A bonfire of vanities is breaking out in the American political punditry about one single Muslim. Not a terrorist, but a European intellectual — scholar and activist Tariq Ramadan, the Oxford professor who argues that Islam has a positive, ethical contribution to make to Western culture, and who was named one of the top innovators of the 21st century on the impeccably non-radical Time.com.
Fresh fuel for the fire comes from The Flight of the Intellectuals, a new book accusing American and European intellectuals of pandering to Islam, specifically to Ramadan, while ignoring signs of his extremism.
It will appear to be a splendidly principled debate, with everyone taking impassioned positions in defense of liberte, egalite, and if not fraternite, certainly sororite. Women in Islam, that is. As usual, male Western intellectuals get most worked up about “the question of women” in Islamic societies, thus presenting themselves as comfortably situated white knights in shining armor, armchair warriors protecting the innocent from barbarism.
It will also be a peculiarly sophomoric debate, essentially asking “who’s our Muslim intellectual?” Is it Ayaan Hirsi Ali, whose book Infidel rejected Islam outright and led to her flight for safety to the US, where she’s now at the American Enterprise Institute? Or is it Tariq Ramadan, who has consistently argued for a “third way” blending traditional Islamic values with western democratic ones?
In books like What I Believe, Ramadan advocates greater democratic political involvement by western Muslims. This may seem reasonable enough, but reason, for his critics, is just a mask. His hidden agenda is an extremist one, they say; see how he refuses to outright condemn punishing women for adultery (he only says he opposes it) or antisemitism (oops, strike that one, he did).
In fact the language used about Ramadan has a distinctly antisemitic tint. He’s shifty, they say; he’s two-faced; he hides his true loyalties — all the sort of things said about Jews in 1930s Germany. They point to Ramadan’s “connections” (his grandfather founded the Muslim Brotherhood in Egypt, so obviously the grandson is carrying out the grandfather’s program). So what if Ramadan is a charming and sophisticated European intellectual? That very charm and sophistication make him suspicious. (There’s a strong tint here of “who does he think he is? he’s just a Muslim putting on airs”). He has to be a fifth columnist in the ranks of naive post-Enlightenment scholars who have no idea of the treacherous and devious depths of Islamic thinking.
The ultimate insult for such critics seems to be that Ramadan is a religious man. A pious Muslim, as they see it, cannot possibly be a liberal intellectual; his whole argument that Islam and social democracy are not necessarily opposed can thus, ipso facto, only be false.
What they’re really saying is that the only kind of Muslim intellectual who’s acceptable is one who’s absolutely kosher. One who, like Hirsi Ali, has renounced all ties with the demon Islam. One who has repented, seen the error of his/her ways, and accepted the superiority of the secular.
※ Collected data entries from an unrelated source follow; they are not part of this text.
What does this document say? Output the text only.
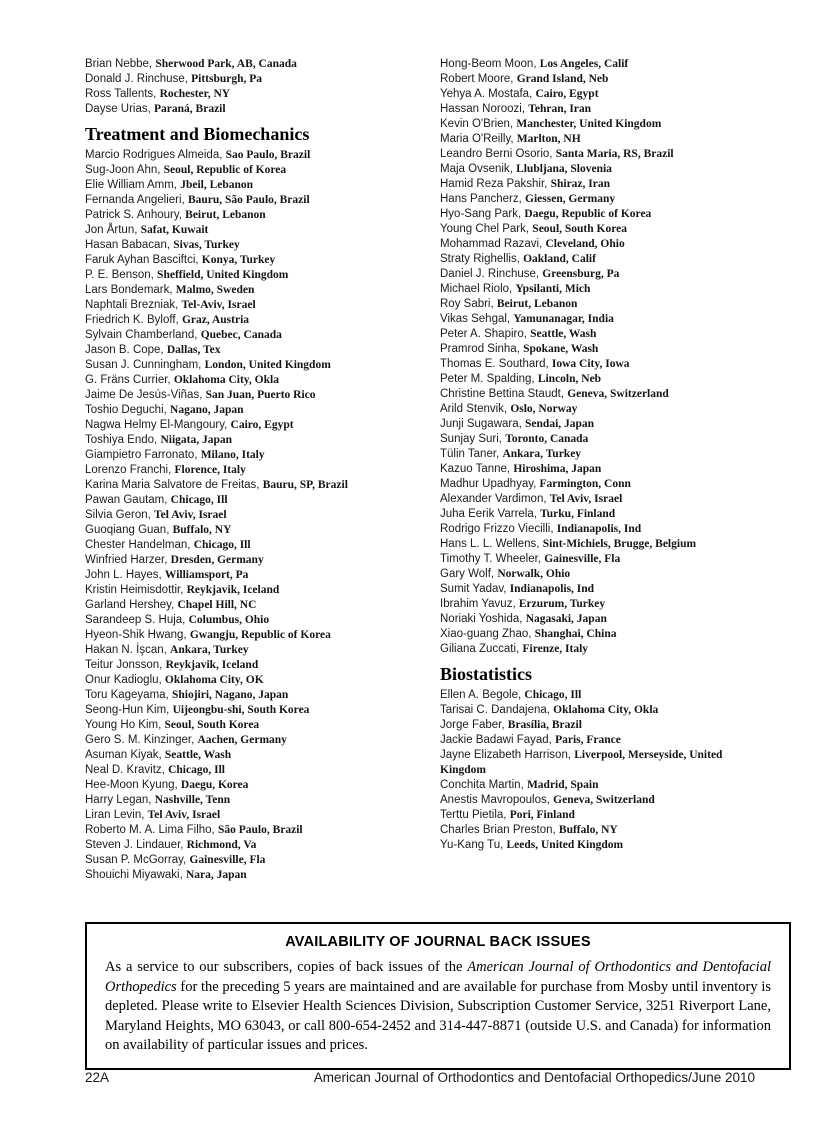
Brian Nebbe, Sherwood Park, AB, Canada
Donald J. Rinchuse, Pittsburgh, Pa
Ross Tallents, Rochester, NY
Dayse Urias, Paraná, Brazil
Treatment and Biomechanics
Marcio Rodrigues Almeida, Sao Paulo, Brazil
Sug-Joon Ahn, Seoul, Republic of Korea
Elie William Amm, Jbeil, Lebanon
Fernanda Angelieri, Bauru, São Paulo, Brazil
Patrick S. Anhoury, Beirut, Lebanon
Jon Årtun, Safat, Kuwait
Hasan Babacan, Sivas, Turkey
Faruk Ayhan Basciftci, Konya, Turkey
P. E. Benson, Sheffield, United Kingdom
Lars Bondemark, Malmo, Sweden
Naphtali Brezniak, Tel-Aviv, Israel
Friedrich K. Byloff, Graz, Austria
Sylvain Chamberland, Quebec, Canada
Jason B. Cope, Dallas, Tex
Susan J. Cunningham, London, United Kingdom
G. Fräns Currier, Oklahoma City, Okla
Jaime De Jesús-Viñas, San Juan, Puerto Rico
Toshio Deguchi, Nagano, Japan
Nagwa Helmy El-Mangoury, Cairo, Egypt
Toshiya Endo, Niigata, Japan
Giampietro Farronato, Milano, Italy
Lorenzo Franchi, Florence, Italy
Karina Maria Salvatore de Freitas, Bauru, SP, Brazil
Pawan Gautam, Chicago, Ill
Silvia Geron, Tel Aviv, Israel
Guoqiang Guan, Buffalo, NY
Chester Handelman, Chicago, Ill
Winfried Harzer, Dresden, Germany
John L. Hayes, Williamsport, Pa
Kristin Heimisdottir, Reykjavik, Iceland
Garland Hershey, Chapel Hill, NC
Sarandeep S. Huja, Columbus, Ohio
Hyeon-Shik Hwang, Gwangju, Republic of Korea
Hakan N. İşcan, Ankara, Turkey
Teitur Jonsson, Reykjavik, Iceland
Onur Kadioglu, Oklahoma City, OK
Toru Kageyama, Shiojiri, Nagano, Japan
Seong-Hun Kim, Uijeongbu-shi, South Korea
Young Ho Kim, Seoul, South Korea
Gero S. M. Kinzinger, Aachen, Germany
Asuman Kiyak, Seattle, Wash
Neal D. Kravitz, Chicago, Ill
Hee-Moon Kyung, Daegu, Korea
Harry Legan, Nashville, Tenn
Liran Levin, Tel Aviv, Israel
Roberto M. A. Lima Filho, São Paulo, Brazil
Steven J. Lindauer, Richmond, Va
Susan P. McGorray, Gainesville, Fla
Shouichi Miyawaki, Nara, Japan
Hong-Beom Moon, Los Angeles, Calif
Robert Moore, Grand Island, Neb
Yehya A. Mostafa, Cairo, Egypt
Hassan Noroozi, Tehran, Iran
Kevin O'Brien, Manchester, United Kingdom
Maria O'Reilly, Marlton, NH
Leandro Berni Osorio, Santa Maria, RS, Brazil
Maja Ovsenik, Llubljana, Slovenia
Hamid Reza Pakshir, Shiraz, Iran
Hans Pancherz, Giessen, Germany
Hyo-Sang Park, Daegu, Republic of Korea
Young Chel Park, Seoul, South Korea
Mohammad Razavi, Cleveland, Ohio
Straty Righellis, Oakland, Calif
Daniel J. Rinchuse, Greensburg, Pa
Michael Riolo, Ypsilanti, Mich
Roy Sabri, Beirut, Lebanon
Vikas Sehgal, Yamunanagar, India
Peter A. Shapiro, Seattle, Wash
Pramrod Sinha, Spokane, Wash
Thomas E. Southard, Iowa City, Iowa
Peter M. Spalding, Lincoln, Neb
Christine Bettina Staudt, Geneva, Switzerland
Arild Stenvik, Oslo, Norway
Junji Sugawara, Sendai, Japan
Sunjay Suri, Toronto, Canada
Tülin Taner, Ankara, Turkey
Kazuo Tanne, Hiroshima, Japan
Madhur Upadhyay, Farmington, Conn
Alexander Vardimon, Tel Aviv, Israel
Juha Eerik Varrela, Turku, Finland
Rodrigo Frizzo Viecilli, Indianapolis, Ind
Hans L. L. Wellens, Sint-Michiels, Brugge, Belgium
Timothy T. Wheeler, Gainesville, Fla
Gary Wolf, Norwalk, Ohio
Sumit Yadav, Indianapolis, Ind
Ibrahim Yavuz, Erzurum, Turkey
Noriaki Yoshida, Nagasaki, Japan
Xiao-guang Zhao, Shanghai, China
Giliana Zuccati, Firenze, Italy
Biostatistics
Ellen A. Begole, Chicago, Ill
Tarisai C. Dandajena, Oklahoma City, Okla
Jorge Faber, Brasília, Brazil
Jackie Badawi Fayad, Paris, France
Jayne Elizabeth Harrison, Liverpool, Merseyside, United Kingdom
Conchita Martin, Madrid, Spain
Anestis Mavropoulos, Geneva, Switzerland
Terttu Pietila, Pori, Finland
Charles Brian Preston, Buffalo, NY
Yu-Kang Tu, Leeds, United Kingdom
AVAILABILITY OF JOURNAL BACK ISSUES

As a service to our subscribers, copies of back issues of the American Journal of Orthodontics and Dentofacial Orthopedics for the preceding 5 years are maintained and are available for purchase from Mosby until inventory is depleted. Please write to Elsevier Health Sciences Division, Subscription Customer Service, 3251 Riverport Lane, Maryland Heights, MO 63043, or call 800-654-2452 and 314-447-8871 (outside U.S. and Canada) for information on availability of particular issues and prices.

22A	American Journal of Orthodontics and Dentofacial Orthopedics/June 2010
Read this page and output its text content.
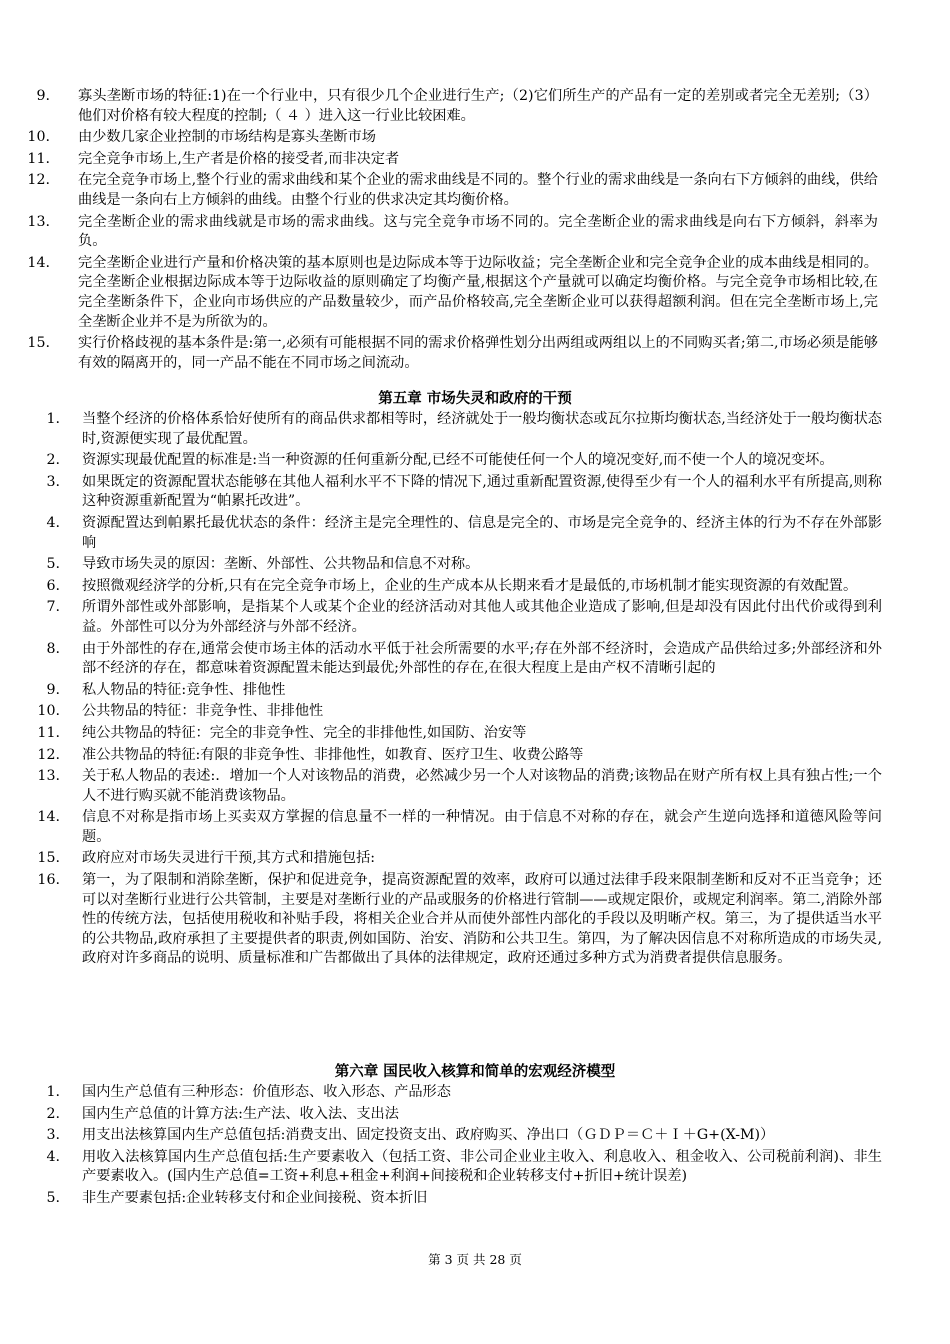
9.	寡头垄断市场的特征:1)在一个行业中，只有很少几个企业进行生产;（2)它们所生产的产品有一定的差别或者完全无差别;（3）他们对价格有较大程度的控制;（ ４ ）进入这一行业比较困难。
10.	由少数几家企业控制的市场结构是寡头垄断市场
11.	完全竞争市场上,生产者是价格的接受者,而非决定者
12.	在完全竞争市场上,整个行业的需求曲线和某个企业的需求曲线是不同的。整个行业的需求曲线是一条向右下方倾斜的曲线，供给曲线是一条向右上方倾斜的曲线。由整个行业的供求决定其均衡价格。
13.	完全垄断企业的需求曲线就是市场的需求曲线。这与完全竞争市场不同的。完全垄断企业的需求曲线是向右下方倾斜，斜率为负。
14.	完全垄断企业进行产量和价格决策的基本原则也是边际成本等于边际收益；完全垄断企业和完全竞争企业的成本曲线是相同的。完全垄断企业根据边际成本等于边际收益的原则确定了均衡产量,根据这个产量就可以确定均衡价格。与完全竞争市场相比较,在完全垄断条件下，企业向市场供应的产品数量较少，而产品价格较高,完全垄断企业可以获得超额利润。但在完全垄断市场上,完全垄断企业并不是为所欲为的。
15.	实行价格歧视的基本条件是:第一,必须有可能根据不同的需求价格弹性划分出两组或两组以上的不同购买者;第二,市场必须是能够有效的隔离开的，同一产品不能在不同市场之间流动。
第五章 市场失灵和政府的干预
1.	当整个经济的价格体系恰好使所有的商品供求都相等时，经济就处于一般均衡状态或瓦尔拉斯均衡状态,当经济处于一般均衡状态时,资源便实现了最优配置。
2.	资源实现最优配置的标准是:当一种资源的任何重新分配,已经不可能使任何一个人的境况变好,而不使一个人的境况变坏。
3.	如果既定的资源配置状态能够在其他人福利水平不下降的情况下,通过重新配置资源,使得至少有一个人的福利水平有所提高,则称这种资源重新配置为“帕累托改进”。
4.	资源配置达到帕累托最优状态的条件：经济主是完全理性的、信息是完全的、市场是完全竞争的、经济主体的行为不存在外部影响
5.	导致市场失灵的原因：垄断、外部性、公共物品和信息不对称。
6.	按照微观经济学的分析,只有在完全竞争市场上，企业的生产成本从长期来看才是最低的,市场机制才能实现资源的有效配置。
7.	所谓外部性或外部影响，是指某个人或某个企业的经济活动对其他人或其他企业造成了影响,但是却没有因此付出代价或得到利益。外部性可以分为外部经济与外部不经济。
8.	由于外部性的存在,通常会使市场主体的活动水平低于社会所需要的水平;存在外部不经济时，会造成产品供给过多;外部经济和外部不经济的存在，都意味着资源配置未能达到最优;外部性的存在,在很大程度上是由产权不清晰引起的
9.	私人物品的特征:竞争性、排他性
10.	公共物品的特征：非竞争性、非排他性
11.	纯公共物品的特征：完全的非竞争性、完全的非排他性,如国防、治安等
12.	准公共物品的特征:有限的非竞争性、非排他性，如教育、医疗卫生、收费公路等
13.	关于私人物品的表述:．增加一个人对该物品的消费，必然减少另一个人对该物品的消费;该物品在财产所有权上具有独占性;一个人不进行购买就不能消费该物品。
14.	信息不对称是指市场上买卖双方掌握的信息量不一样的一种情况。由于信息不对称的存在，就会产生逆向选择和道德风险等问题。
15.	政府应对市场失灵进行干预,其方式和措施包括:
16.	第一，为了限制和消除垄断，保护和促进竞争，提高资源配置的效率，政府可以通过法律手段来限制垄断和反对不正当竞争；还可以对垄断行业进行公共管制，主要是对垄断行业的产品或服务的价格进行管制——或规定限价，或规定利润率。第二,消除外部性的传统方法，包括使用税收和补贴手段，将相关企业合并从而使外部性内部化的手段以及明晰产权。第三，为了提供适当水平的公共物品,政府承担了主要提供者的职责,例如国防、治安、消防和公共卫生。第四，为了解决因信息不对称所造成的市场失灵,政府对许多商品的说明、质量标准和广告都做出了具体的法律规定，政府还通过多种方式为消费者提供信息服务。
第六章 国民收入核算和简单的宏观经济模型
1.	国内生产总值有三种形态：价值形态、收入形态、产品形态
2.	国内生产总值的计算方法:生产法、收入法、支出法
3.	用支出法核算国内生产总值包括:消费支出、固定投资支出、政府购买、净出口（ＧＤＰ＝Ｃ＋Ｉ＋G+(X-M)）
4.	用收入法核算国内生产总值包括:生产要素收入（包括工资、非公司企业业主收入、利息收入、租金收入、公司税前利润)、非生产要素收入。(国内生产总值=工资+利息+租金+利润+间接税和企业转移支付+折旧+统计误差)
5.	非生产要素包括:企业转移支付和企业间接税、资本折旧
第 3 页 共 28 页
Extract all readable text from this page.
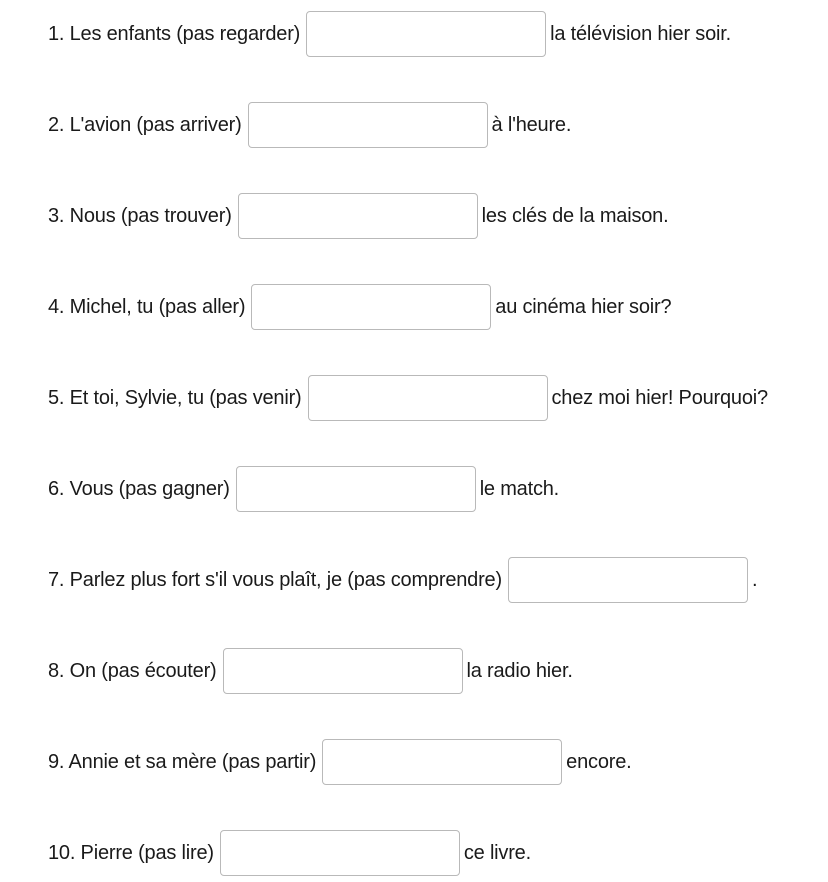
1. Les enfants (pas regarder)	la télévision hier soir.
2. L'avion (pas arriver)	à l'heure.
3. Nous (pas trouver)	les clés de la maison.
4. Michel, tu (pas aller)	au cinéma hier soir?
5. Et toi, Sylvie, tu (pas venir)	chez moi hier! Pourquoi?
6. Vous (pas gagner)	le match.
7. Parlez plus fort s'il vous plaît, je (pas comprendre)	.
8. On (pas écouter)	la radio hier.
9. Annie et sa mère (pas partir)	encore.
10. Pierre (pas lire)	ce livre.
Perhaps that’s why the bonfire: the language, attitudes, and assumptions behind this debate all seem to me to bear the distinctly pious fervor of Inquisition.
Here’s who would get my vote: Irshad Manji, young brilliant progressive intellectual Muslim…also happens to be lesbian, which led to a few death threats, or perhaps it was the combination of Muslim and feminist…
Her very traditional Ugandan Moslem mother is one of her staunchest supporters.
Canadian (of course, Canadians are good at combining the seemingly un-combine-able), now lives and works in the US.
If you don’t yet know the name, you will soon; check out her writing.
Thanks Kitty. Yes, Manji’s book “The Trouble With Islam Today,” conversationally written and subtitled “a Muslim’s call for reform in her faith,” is wonderfully spirited. Ditto her website, http://www.muslim-refusenik.com. I see her as part of a western Muslim movement to liberalize Islam — one that includes, on a different level, people like Tariq Ramadan. Meanwhile very interesting work is being done by several feminist Muslim scholars, including the amazing Fatima Mernissi (“The Veil and the Male Elite”) in Morocco. Am reading Mernissi again right now, and will post on her soon.